Du bon usage du droit de grève

En ces temps de « surchauffe sociale » avec des blocages des machins, on entend beaucoup de conneries mais quand c’est la gauche qui est au gouvernement, cela fait parfois un peu mal. Par exemple, la ministre du travail parle de travailleurs pris en otage et le ministre de l’économie – que j’épinglais dans mon annexe, hier – parlait de la France qui travaille. On croirait entendre n’importe quelle andouille de droite, de Raffarin à Sarkozy en passant par tous les autres…

 

A gauche, on entend beaucoup de bêtises, aussi, comme ces andouilles qui prétendent qu’en intervenant par la force pour faire sauter les blocages, le gouvernement ne respecte pas le droit de grève.
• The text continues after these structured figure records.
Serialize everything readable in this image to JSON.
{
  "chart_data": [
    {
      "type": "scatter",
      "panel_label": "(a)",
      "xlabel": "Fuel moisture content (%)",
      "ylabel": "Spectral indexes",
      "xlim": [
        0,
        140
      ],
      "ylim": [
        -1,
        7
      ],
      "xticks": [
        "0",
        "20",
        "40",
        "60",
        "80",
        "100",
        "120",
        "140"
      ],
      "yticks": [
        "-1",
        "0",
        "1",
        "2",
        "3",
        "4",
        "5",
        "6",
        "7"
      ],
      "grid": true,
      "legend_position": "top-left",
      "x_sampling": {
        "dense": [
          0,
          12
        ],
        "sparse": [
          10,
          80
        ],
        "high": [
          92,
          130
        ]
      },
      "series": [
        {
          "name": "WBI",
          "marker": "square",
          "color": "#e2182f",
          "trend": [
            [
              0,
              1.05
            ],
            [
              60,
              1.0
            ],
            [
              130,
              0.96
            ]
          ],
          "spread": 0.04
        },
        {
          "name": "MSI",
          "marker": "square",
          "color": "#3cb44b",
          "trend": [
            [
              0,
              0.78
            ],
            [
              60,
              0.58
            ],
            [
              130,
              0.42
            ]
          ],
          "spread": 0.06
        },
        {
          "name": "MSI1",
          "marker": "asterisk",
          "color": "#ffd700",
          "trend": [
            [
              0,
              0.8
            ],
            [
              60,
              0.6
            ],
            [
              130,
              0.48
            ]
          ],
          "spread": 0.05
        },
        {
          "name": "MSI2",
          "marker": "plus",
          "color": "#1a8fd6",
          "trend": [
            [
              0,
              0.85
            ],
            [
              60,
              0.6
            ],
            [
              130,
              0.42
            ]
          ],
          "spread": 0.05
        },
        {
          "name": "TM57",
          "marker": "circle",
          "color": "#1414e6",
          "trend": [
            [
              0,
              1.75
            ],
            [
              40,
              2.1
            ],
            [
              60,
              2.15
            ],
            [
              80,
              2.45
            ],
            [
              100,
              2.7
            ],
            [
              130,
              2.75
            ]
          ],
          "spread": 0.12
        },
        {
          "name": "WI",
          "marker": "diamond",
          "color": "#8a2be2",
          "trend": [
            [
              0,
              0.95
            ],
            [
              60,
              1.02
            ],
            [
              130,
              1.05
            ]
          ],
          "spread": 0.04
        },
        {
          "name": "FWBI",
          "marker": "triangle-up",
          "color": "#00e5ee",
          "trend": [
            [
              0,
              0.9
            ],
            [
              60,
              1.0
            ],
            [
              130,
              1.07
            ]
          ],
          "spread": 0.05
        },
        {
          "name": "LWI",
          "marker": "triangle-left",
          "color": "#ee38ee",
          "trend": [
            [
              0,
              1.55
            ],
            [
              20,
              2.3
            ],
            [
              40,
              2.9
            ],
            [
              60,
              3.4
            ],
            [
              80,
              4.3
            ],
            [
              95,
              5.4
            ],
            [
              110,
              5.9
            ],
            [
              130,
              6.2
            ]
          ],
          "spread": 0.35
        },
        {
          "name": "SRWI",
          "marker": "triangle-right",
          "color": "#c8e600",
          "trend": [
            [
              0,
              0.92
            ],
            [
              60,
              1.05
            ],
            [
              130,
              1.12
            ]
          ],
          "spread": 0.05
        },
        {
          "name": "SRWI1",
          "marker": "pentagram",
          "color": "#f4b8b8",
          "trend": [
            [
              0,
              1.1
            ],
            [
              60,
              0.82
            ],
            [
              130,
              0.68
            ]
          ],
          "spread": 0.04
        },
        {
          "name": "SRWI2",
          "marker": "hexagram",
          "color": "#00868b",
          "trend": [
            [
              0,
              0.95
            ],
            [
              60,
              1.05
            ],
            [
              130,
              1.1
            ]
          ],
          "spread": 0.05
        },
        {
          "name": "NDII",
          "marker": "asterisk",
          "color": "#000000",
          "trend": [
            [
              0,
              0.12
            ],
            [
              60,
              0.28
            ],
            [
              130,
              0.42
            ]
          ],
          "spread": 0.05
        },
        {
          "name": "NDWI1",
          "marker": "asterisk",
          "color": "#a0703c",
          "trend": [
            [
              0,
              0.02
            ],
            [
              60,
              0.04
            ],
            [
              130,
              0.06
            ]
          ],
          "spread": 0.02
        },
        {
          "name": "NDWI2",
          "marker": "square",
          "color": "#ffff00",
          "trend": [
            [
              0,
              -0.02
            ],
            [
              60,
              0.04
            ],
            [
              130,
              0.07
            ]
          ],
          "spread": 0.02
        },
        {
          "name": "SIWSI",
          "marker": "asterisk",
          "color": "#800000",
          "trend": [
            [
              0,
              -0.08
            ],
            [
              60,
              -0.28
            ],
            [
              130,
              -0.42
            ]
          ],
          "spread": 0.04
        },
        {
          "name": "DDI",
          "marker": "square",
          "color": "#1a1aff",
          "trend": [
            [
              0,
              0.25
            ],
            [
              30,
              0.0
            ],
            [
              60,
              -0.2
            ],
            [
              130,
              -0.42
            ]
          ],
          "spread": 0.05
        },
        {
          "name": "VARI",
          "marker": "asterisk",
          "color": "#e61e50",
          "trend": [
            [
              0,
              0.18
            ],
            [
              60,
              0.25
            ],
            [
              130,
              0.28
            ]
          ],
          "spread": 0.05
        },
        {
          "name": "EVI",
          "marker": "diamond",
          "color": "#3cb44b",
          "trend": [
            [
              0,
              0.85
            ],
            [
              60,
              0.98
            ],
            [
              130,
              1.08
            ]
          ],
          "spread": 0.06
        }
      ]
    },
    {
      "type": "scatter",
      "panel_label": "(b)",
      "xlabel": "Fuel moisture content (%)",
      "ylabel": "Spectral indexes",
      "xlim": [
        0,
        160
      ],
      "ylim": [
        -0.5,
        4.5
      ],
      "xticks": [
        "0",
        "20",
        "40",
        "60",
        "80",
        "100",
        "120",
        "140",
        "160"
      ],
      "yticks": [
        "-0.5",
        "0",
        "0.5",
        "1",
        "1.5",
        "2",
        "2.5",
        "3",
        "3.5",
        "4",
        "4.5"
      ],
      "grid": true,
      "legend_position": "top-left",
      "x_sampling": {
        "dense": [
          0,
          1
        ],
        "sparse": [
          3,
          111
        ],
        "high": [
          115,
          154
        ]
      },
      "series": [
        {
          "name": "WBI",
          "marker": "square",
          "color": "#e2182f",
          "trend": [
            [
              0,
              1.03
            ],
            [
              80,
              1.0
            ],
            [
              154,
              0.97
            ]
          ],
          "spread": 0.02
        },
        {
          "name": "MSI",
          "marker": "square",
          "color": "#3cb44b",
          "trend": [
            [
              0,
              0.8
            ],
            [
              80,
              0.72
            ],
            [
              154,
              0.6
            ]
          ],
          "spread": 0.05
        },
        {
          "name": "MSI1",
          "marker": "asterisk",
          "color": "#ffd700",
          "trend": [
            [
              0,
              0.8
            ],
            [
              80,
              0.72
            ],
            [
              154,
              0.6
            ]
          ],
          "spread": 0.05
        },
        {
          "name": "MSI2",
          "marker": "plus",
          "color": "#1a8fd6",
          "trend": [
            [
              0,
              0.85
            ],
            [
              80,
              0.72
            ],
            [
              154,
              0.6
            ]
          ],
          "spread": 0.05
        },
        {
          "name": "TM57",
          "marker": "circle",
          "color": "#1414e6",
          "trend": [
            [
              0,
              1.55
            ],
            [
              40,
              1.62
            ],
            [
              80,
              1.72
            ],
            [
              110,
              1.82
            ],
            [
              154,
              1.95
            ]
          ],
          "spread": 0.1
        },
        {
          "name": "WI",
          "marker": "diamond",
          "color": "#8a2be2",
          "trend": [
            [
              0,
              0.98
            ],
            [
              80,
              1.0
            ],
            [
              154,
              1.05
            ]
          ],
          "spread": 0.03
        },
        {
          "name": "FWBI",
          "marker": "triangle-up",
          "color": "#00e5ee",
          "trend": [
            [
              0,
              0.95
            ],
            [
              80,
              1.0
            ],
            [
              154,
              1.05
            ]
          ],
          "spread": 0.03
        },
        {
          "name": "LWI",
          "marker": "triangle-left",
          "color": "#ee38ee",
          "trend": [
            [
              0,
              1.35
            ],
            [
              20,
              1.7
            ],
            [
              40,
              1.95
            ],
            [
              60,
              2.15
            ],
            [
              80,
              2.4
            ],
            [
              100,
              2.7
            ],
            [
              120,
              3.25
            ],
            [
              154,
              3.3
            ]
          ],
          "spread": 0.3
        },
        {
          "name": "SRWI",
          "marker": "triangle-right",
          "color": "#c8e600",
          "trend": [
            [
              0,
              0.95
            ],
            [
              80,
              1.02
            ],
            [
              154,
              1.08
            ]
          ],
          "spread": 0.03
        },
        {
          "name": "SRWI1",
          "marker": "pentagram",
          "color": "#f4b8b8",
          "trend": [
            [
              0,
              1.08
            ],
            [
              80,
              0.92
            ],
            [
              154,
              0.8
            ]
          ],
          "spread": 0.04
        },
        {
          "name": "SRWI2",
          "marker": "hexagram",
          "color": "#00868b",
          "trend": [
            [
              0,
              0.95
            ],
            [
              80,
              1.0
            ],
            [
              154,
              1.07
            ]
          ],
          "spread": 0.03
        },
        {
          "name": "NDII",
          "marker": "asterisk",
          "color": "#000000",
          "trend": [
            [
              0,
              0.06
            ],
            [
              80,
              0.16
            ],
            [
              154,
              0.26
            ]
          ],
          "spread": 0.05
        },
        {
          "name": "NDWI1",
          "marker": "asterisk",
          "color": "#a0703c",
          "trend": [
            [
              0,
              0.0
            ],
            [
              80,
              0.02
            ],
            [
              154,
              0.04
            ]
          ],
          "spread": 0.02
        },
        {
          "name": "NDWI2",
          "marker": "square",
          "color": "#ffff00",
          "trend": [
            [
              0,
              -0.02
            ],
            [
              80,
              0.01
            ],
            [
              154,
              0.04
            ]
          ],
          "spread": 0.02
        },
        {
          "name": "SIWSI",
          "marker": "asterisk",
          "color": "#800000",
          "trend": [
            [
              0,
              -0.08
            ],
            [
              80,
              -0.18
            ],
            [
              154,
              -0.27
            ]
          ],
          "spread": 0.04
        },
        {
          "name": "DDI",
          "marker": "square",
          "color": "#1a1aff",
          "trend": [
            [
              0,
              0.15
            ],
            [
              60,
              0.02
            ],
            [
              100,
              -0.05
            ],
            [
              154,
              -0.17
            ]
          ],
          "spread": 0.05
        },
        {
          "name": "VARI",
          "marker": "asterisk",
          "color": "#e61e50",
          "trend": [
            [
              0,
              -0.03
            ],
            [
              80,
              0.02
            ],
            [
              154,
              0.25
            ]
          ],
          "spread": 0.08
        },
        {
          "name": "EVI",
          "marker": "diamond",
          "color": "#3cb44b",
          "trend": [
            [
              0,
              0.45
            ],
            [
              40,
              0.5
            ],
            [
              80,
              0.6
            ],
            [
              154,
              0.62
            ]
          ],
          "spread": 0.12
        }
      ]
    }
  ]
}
C’est lamentable de la part de gens qui sont supposés défendre les acquis sociaux : la grève est le fait de ne pas travailler (et de ne pas recevoir de salaire) pour soutenir une revendication quelconque, pas de « bloquer ». Les « blocages » restent interdits. Il me semble nécessaire de rappeler la loi : « Les grévistes doivent respecter le travail des non-grévistes. Le blocage de l'accès à un site, l'occupation des locaux afin d'empêcher le travail des non-grévistes sont des actes abusifs. Il en va de même de la dégradation des locaux ou des matériels. De telles actions sont illégales et peuvent donc être sanctionnées pénalement, tout comme les actes de violence à l'encontre de la direction ou du personnel de l'entreprise. »

 

L’intervention des forces de l’ordre et la parution devant les tribunaux des responsables sont donc parfaitement justifiés vis-à-vis du droit.

 

Par ailleurs, les grèves fondées uniquement sur des motifs politiques sont illégales. Certaines, enterrer la loi travail est une noble cause mais la motivation est exclusivement politique (faire retirer un texte) même si les syndicats sont assez rusés pour ajouter des motifs qui le sont moins comme le prix de la bière à la cantine.

 

Les actions en cours de la part des opposants sont parfaitement illégales ce dont on s’en fout mais ce qui me fait de la peine – ou presque – c’est que certains feignent de l’ignorer voire, pire, l’ignorent réellement. 

 

Si la grève est un droit – un droit constitutionnel, même – c’est parce qu’elle est parfaitement définie et encadrée. J’ose espérer que personne ne croit que foutre le bordel est un droit octroyé par la Constitution. On a le droit de lutter contre la loi, de manifester, mais on n’a pas tous les droits.

 

Et n’allez pas penser que je défends ici cette loi travail, je n’en ai dit aucun bien sur mon blog, au contraire, même si je me suis posé des questions sur l’immobilisme. J’essaie juste de défendre notre possibilité à nous opposer.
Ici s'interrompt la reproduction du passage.